Not in Bill Clinton’s America! In the original 1999 settlement, USDA pleaded its own incompetence to help claimants avoid meeting this requirement, saying its records were in such a state of chaos that they could not be relied upon to filter out fraud.
Therefore, the original settlement openly invited fraud by allowing claimants to substitute “a communication from a class member directly to USDA, or to a member of Congress, the White House, or a state, local or federal official who forwarded the class member’s communication to USDA, asserting that USDA had discriminated against the class member on the basis of race in connection with a federal farm credit transaction or benefit application.” But there was never any requirement to prove that USDA was actually contacted by any third party and put on notice of the existence of a complaint.
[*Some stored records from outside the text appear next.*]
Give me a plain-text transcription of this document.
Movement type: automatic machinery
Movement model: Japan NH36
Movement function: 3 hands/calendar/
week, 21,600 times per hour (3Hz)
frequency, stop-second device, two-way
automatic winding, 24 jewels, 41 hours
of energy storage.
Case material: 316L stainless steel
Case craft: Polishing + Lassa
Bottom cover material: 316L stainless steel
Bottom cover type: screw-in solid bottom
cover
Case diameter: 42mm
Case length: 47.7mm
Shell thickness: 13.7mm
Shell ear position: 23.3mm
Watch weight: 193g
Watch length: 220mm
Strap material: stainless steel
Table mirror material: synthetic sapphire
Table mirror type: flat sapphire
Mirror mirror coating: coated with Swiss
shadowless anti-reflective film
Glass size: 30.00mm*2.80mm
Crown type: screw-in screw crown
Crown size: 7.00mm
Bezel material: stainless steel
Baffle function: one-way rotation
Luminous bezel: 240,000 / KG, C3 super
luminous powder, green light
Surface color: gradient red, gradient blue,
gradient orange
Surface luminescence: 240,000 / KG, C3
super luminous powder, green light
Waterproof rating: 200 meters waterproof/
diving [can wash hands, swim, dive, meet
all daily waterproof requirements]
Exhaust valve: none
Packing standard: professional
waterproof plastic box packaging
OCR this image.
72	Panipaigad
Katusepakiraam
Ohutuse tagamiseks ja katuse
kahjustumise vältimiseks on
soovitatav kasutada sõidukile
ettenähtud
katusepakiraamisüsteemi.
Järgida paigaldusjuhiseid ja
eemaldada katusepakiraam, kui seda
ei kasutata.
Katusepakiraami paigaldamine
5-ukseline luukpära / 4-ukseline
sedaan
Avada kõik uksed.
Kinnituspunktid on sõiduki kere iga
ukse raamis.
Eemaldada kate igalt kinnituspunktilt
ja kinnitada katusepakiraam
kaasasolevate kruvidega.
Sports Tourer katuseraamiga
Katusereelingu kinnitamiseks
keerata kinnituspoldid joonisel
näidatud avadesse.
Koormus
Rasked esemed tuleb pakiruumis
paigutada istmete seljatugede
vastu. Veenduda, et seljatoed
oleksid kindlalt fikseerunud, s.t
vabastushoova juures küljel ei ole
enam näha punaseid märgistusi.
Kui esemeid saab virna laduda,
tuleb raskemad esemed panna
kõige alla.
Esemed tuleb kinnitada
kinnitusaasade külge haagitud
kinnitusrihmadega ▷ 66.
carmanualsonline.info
And it gets worse: claimants who didn’t have such a letter were allowed to “submit an affidavit from a non-family member stating that he or she has personal knowledge that a discrimination complaint was filed and describing the way in which it was filed.” For 99 percent of the claims, the settlement eliminated the government’s right to challenge even the most obviously untrue affidavits. In the one percent of claims where they could be challenged, a significant number failed because, under penalty of perjury, the non-family member quickly admitted that there was no first-hand knowledge.
It can easily be proven than USDA Secretary Dan Glickman was wrong when he asserted that discrimination was “rampant” in his department — that his outburst was a blatant effort to aid the plaintiffs at a crucial moment in the legal process. So, how true was his claim about the civil rights records?
In 2005, the USDA Assistant Secretary for Civil Rights advised a congressman: “Regrettably, the Office of Civil Rights underwent several organizational changes during 1981-1997, and the responsibility for handling program discrimination complaints was not centralized during that time. Thus, there is no central repository for data regarding program discrimination complaints that were filed between 1981-1997.”
This is not a claim that records do not exist, just that there is no central source. But is even USDA really so incompetent that it has been unable to gather together those documents in the 13 years since the Pigford lawsuit was filed? It’s far more likely that they never existed — because very few complaints were really filed.
In that letter, the Assistant Secretary went on to admit that the department had records of only 1,376 program-related civil rights complaints filed during entire 17-year period. And less than 1,000 of those involved the Farm Programs and Farm Loan Programs that are the statutorily limited subjects of Pigford and the other lawsuits.